As duas empresas de câmbios com sede em Lisboa suspensas pelo Banco de Portugal não são suspeitas de financiar o terrorismo, apesar de um comunicado do regulador fazer referência a "financiamento do terrorismo".

Hugo Franco e Raquel Moleiro

O Banco de Portugal esclarece que as duas empresas de câmbio suspensas, a MoneyOne e a Transfex, são apenas suspeitas de branqueamento de capitais e não de financiamento de terrorismo.

Apesar de um comunicado do Banco de Portugal referir que a decisão de suspender a atividade das empresas foi tomada "no exercício dos poderes de supervisão que lhe estão legalmente conferidos, designadamente no âmbito da prevenção do branqueamento de capitais e do financiamento do terrorismo", o regulador esclareceu posteriormente que o caso não envolve terrorismo (facto que o Expresso noticiou por estar referido no comunicado do regulador), mas antes - e somente - branqueamento de capitais.  

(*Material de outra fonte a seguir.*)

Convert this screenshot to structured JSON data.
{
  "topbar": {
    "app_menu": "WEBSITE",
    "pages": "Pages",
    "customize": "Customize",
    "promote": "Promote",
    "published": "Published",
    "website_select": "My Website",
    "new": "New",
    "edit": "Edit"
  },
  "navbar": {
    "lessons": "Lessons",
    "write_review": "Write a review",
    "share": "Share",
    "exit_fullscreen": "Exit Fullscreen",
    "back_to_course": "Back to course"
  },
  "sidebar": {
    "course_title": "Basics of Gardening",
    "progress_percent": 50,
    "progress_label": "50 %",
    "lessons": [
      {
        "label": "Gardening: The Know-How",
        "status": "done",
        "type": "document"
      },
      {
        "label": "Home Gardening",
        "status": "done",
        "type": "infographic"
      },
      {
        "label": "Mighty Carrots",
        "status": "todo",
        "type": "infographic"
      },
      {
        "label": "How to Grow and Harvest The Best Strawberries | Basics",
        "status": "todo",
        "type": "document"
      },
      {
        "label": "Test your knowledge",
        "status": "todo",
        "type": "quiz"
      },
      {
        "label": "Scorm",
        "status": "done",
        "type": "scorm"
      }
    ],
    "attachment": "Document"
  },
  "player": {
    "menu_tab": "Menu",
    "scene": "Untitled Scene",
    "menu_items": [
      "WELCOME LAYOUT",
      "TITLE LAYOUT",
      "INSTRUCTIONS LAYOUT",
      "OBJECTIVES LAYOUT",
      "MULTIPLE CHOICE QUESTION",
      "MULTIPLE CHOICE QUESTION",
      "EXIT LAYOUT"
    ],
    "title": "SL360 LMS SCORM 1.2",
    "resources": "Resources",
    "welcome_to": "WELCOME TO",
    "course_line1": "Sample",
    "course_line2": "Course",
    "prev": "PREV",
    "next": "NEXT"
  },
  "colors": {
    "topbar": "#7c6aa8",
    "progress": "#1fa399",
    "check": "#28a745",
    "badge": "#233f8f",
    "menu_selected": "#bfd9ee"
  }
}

Ainda segundo o Banco de Portugal, "tendo presente tal situação e considerando a necessidade de serem salvaguardados os interesses dos utilizadores dos serviços de pagamento ou de outros serviços financeiros disponibilizados por aquelas duas instituições de pagamento", foi emitido, a 21 de abril, um conjunto de determinações específicas dirigidas às duas empresas "impondo às mesmas a suspensão integral de quaisquer operações, como envios de fundos do e para o exterior, operações de câmbio manual ou quaisquer outras" - seja em em território nacional, atuando em nome próprio ou na qualidade de agentes ou distribuidores de instituições de pagamento ou instituições de moeda eletrónica com sede fora de Portugal; ou no exterior, atuando através de sucursais, agentes ou em regime de livre prestação de serviços.

O Expresso contactou a Money One e um responsável do call center declarou que "de momento não têm qualquer informação veiculada sobre o Banco de Portugal." Na sede da empresa ninguém atende o telefone. 

Na Transfex também ninguém responde às chamadas telefónicas.

Em baixo, reproduzimos na íntegra o comunicado do Banco de Portugal:

"1. No exercício dos poderes de supervisão que lhe estão legalmente conferidos, designadamente no âmbito da prevenção do branqueamento de capitais e do financiamento do terrorismo, o Banco de Portugal recolheu um conjunto de elementos de informação que indiciam fortemente estarem as sociedades:

  • (i) MONEY ONE - SOCIEDADE DE PAGAMENTO E CÂMBIOS, LDA. (com sede na Avenida Duque de Loulé, n.º 123 - Galeria 5, em Lisboa); e
  • (ii) TRANSFEX - INSTITUIÇÃO DE PAGAMENTOS, LDA. (com sede na Rua da Assunção, n.º 7 - 2.º, em Lisboa).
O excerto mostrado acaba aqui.